The Brazilian Army Combatant NCO Academy (Portuguese: Escola de Sargentos das Armas, ESA) is a Higher Education Establishment of the Brazilian Army, responsible for training its combatant non-commissioned officers (NCO), in Infantry, Cavalry, Artillery, Engineers and Signal Corps.

To this end, it annually selects young people from all parts of Brazil, through public tendering, offering them military education aimed at improving their character and developing their physical capacity, and also providing solid military background to the future NCO's - a crucial link between the Command of Military Organizations and the troops.

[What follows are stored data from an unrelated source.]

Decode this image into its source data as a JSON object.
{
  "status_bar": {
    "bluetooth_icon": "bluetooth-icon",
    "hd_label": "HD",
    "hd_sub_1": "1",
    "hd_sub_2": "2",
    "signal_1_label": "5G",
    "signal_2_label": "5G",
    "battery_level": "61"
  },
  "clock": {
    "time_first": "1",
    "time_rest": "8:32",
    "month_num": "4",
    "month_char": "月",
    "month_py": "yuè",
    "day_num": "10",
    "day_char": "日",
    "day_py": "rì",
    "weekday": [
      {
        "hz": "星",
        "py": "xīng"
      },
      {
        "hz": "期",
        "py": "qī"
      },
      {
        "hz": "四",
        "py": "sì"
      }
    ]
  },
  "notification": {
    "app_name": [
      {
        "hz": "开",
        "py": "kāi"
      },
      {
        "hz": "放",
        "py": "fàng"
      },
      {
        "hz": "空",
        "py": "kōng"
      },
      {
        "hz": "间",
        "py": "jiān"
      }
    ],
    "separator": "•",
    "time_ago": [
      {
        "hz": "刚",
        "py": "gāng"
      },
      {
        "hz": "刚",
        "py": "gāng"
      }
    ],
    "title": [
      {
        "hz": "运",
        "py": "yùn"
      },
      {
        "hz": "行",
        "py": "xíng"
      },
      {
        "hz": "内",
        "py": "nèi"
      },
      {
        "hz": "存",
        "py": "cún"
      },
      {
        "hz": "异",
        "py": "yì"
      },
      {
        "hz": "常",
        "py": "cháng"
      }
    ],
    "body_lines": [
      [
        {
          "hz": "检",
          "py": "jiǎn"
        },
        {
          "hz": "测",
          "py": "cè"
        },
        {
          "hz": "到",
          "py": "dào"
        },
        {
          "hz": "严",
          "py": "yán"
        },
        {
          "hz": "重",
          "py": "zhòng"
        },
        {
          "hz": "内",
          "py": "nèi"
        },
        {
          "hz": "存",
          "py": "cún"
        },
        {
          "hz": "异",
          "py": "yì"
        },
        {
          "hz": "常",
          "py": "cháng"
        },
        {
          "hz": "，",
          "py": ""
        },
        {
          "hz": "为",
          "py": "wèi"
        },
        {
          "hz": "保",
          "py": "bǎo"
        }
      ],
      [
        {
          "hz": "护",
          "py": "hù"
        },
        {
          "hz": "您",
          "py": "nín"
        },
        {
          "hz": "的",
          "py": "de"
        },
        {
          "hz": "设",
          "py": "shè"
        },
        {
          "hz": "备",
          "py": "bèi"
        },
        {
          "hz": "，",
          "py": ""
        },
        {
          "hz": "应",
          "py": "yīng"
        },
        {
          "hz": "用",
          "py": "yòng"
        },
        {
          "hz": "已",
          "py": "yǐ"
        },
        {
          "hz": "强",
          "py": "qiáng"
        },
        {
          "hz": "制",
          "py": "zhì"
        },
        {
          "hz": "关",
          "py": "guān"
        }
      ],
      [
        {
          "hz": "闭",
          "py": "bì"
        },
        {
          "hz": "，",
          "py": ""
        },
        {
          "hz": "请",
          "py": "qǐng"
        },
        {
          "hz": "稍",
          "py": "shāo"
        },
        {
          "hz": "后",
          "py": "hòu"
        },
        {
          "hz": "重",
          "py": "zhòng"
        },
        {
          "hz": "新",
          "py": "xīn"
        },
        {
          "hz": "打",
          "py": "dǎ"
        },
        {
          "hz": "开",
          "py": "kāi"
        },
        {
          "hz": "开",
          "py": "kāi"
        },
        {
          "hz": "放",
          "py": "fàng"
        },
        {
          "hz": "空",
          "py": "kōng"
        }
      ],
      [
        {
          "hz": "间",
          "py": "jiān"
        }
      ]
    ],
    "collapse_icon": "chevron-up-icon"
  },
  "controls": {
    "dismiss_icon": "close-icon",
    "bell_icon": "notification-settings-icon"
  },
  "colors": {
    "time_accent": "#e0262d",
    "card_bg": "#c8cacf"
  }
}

==The Creation of the Brazilian Army Combatant NCO Academy==
ESA was created on August 21, 1945, at the end of World War II, through Decree No. 7.888. It had its origins in the NCO Infantry Academy - ESI, and offered training courses for future Infantry Cavalry, Artillery and Engineering NCO's. It initially occupied part of the facilities of the extinct Military School of Realengo, in Rio de Janeiro. The first class graduated in 1946. Four years later, it was transferred to Três Corações-MG. At that time, Infantry Lieutenant Colonel Miguel Lage Sayão was at the head of the academy, being its second Commandant.